Grading will be done via manual inspection. The grader will:

  • Run npm install && npm start in a fresh HTML5 cloud9 instance. If you require the tester to do anything beyond that, explain clearly what they need to do within a fresh HTML5 cloud9 instance to run your app. You should listen on port 8080 to make running inside of cloud9 easy.
  • The tester will, in whatever order they choose, manually exercise each of the six features in your application. They may choose to do them in any order, they may do some tasks repeatedly.
  • In this assignment, the tester will not be attempting to attack your app. However, they will be attempting to do illogical or otherwise shouldn’t-be-possible tasks, like register an account that is already registered, edit a post that is not theirs, view a post that should not be visible to them, etc.
  • The grader will not be judging the style of the application, but an able-bodied English speaker who is acting in good faith should be able to find and activate the controls for all six tasks without difficulty. It is okay if they need to manually navigate to the main page of the app to find them, but every functionality should be reachable (if not necessarily directly) from the main page of the app.

Grading oracle

This assignment is due before class start time on Monday, October 9. Due to the manual and potentially subjective nature of grading, if you have any questions regarding whether you have sufficiently implemented a given feature, we will provide a grading oracle service. This will be similar to code reviews, but for grading. Each group is allowed, once every 24 hours (with the exception of the last 24 hours before the deadline - none will be accepted then), to send a review request. The process will work like this:

  • Write your contribution to the assignment in a repository fork. You can learn about the GitHub flavored forking model of software development here.
  • Add me and the TA as collaborators on your team repository.
  • Create a pull request on your team repository. Be as concise and descriptive as you can with what you’ve done, how to run it, and what feature you’d like tested.
  • Request a pull request review from us (at most once per 24 hours).
  • Wait at most 24 hours for us to respond.

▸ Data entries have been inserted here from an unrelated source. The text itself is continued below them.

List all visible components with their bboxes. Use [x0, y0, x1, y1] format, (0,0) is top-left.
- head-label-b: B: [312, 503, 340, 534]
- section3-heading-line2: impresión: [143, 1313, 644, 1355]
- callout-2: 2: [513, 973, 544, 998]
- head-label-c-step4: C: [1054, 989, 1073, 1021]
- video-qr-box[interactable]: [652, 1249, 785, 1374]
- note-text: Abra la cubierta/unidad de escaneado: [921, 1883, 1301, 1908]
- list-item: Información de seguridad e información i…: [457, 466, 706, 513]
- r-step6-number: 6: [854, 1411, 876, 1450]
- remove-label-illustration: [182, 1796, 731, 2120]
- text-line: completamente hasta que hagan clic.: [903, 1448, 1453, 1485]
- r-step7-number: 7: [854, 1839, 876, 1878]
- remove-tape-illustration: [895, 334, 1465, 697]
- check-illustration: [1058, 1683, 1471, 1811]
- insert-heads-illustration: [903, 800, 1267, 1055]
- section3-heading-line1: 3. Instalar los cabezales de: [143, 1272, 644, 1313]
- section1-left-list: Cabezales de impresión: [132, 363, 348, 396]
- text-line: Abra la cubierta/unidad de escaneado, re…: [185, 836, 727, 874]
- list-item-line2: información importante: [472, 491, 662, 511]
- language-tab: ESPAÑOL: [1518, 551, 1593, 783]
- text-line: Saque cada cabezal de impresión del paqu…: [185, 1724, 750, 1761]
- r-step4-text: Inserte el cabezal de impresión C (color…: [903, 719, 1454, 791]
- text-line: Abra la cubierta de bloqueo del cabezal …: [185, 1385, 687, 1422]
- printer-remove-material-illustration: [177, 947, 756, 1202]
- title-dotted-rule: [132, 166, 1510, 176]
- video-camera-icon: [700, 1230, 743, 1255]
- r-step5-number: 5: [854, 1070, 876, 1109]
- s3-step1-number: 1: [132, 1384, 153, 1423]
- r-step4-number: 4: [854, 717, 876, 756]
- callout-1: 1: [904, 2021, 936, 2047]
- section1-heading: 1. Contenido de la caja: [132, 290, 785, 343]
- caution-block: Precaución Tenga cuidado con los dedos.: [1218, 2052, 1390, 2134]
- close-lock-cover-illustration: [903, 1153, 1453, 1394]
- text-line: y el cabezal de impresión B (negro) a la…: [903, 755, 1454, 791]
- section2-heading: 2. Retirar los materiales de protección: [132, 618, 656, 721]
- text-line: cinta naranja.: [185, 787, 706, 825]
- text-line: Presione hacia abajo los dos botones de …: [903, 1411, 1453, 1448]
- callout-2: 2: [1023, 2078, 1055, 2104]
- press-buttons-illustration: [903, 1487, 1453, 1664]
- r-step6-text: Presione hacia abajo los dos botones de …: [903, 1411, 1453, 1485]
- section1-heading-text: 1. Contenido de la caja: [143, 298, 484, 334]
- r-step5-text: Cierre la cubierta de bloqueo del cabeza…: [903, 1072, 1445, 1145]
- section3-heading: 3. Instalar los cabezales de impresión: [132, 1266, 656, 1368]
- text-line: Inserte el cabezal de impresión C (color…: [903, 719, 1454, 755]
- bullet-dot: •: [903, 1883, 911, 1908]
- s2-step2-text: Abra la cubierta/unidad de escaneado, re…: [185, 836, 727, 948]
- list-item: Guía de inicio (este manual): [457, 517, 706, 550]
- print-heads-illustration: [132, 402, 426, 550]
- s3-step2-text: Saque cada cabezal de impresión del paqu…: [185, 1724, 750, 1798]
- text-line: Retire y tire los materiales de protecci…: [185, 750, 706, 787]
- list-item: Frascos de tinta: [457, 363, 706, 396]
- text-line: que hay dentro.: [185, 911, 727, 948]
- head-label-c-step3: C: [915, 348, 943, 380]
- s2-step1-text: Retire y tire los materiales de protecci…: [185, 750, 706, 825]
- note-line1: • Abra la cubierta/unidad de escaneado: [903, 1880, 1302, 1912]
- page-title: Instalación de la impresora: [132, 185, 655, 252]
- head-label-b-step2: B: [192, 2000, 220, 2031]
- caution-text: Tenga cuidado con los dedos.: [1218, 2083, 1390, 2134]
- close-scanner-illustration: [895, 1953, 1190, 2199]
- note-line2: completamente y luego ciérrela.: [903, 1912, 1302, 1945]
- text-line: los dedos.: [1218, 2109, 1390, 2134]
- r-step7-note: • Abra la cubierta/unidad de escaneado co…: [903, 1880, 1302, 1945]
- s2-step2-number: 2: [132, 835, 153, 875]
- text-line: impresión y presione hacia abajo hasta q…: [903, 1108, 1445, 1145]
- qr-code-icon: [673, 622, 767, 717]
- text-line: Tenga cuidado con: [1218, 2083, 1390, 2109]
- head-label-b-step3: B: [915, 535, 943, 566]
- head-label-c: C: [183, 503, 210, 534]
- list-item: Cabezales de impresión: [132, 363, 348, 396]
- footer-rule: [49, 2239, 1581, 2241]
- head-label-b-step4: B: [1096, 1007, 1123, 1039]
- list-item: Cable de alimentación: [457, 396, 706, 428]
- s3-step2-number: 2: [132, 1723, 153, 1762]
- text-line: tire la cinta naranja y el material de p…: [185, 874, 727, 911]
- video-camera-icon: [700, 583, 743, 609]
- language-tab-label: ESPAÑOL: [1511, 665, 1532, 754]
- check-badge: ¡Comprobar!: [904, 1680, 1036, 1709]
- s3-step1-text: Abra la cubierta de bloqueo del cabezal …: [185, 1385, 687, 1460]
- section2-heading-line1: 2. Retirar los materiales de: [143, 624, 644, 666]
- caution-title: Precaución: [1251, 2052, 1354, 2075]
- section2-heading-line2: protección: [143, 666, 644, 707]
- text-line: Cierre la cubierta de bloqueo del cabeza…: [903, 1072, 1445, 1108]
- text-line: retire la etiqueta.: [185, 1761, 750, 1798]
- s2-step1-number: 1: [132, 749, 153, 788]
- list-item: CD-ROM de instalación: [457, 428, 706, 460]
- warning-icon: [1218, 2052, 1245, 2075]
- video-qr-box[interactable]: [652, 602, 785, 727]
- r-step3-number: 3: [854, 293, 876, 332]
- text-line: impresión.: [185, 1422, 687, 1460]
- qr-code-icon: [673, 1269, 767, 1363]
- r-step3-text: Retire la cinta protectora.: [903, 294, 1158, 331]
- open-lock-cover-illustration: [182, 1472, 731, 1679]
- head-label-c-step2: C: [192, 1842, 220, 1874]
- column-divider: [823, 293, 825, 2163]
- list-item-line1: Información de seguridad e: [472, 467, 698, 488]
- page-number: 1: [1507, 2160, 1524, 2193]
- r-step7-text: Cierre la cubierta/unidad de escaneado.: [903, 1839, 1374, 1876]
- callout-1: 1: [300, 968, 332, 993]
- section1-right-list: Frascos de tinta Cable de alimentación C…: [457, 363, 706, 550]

I make no guarantees of any response in any amount of time less than that.
  • If for any reason we can’t successfully test your code (we follow your instructions and node doesn’t start correctly, a file that’s needed for correct operation doesn’t exist in the repository…), we’ll let you know what error we got. We’ll be descriptive, but we won’t debug the process with you (outside of your next PR request). This expends your grading oracle request for that 24 hour period.
  • You’ll get a full credit/failed bit of information feedback at minimum. Any other feedback will be at our discretion.
  • You may only request one feature be tested at a time. If it takes me more than 2 minutes from clone to test complete, we reserve the right to tell you that the test timed out.
  • You are only guaranteed a response if you request review from both of us, and it’s up to us to decide who reviews it. If you get a review from one of us, the other won’t also test it.
  • We’re keeping track of the 24 hour limit manually for now. You’ll get one warning if your group sends more than one review request within a 24 hour window. A second “too soon” review request will lock your team out of oracle requests for the rest of the class.

Note that getting positive feedback here does not guarantee that you will get credit for that feature. Regressions are real. If you somehow introduce a regression later on, you could still lose those points.

Once the deadline has passed, the grading decision of the grader is final unless the decision is deemed completely unacceptable by us. The sooner you get started, the more you can take advantage of the oracle.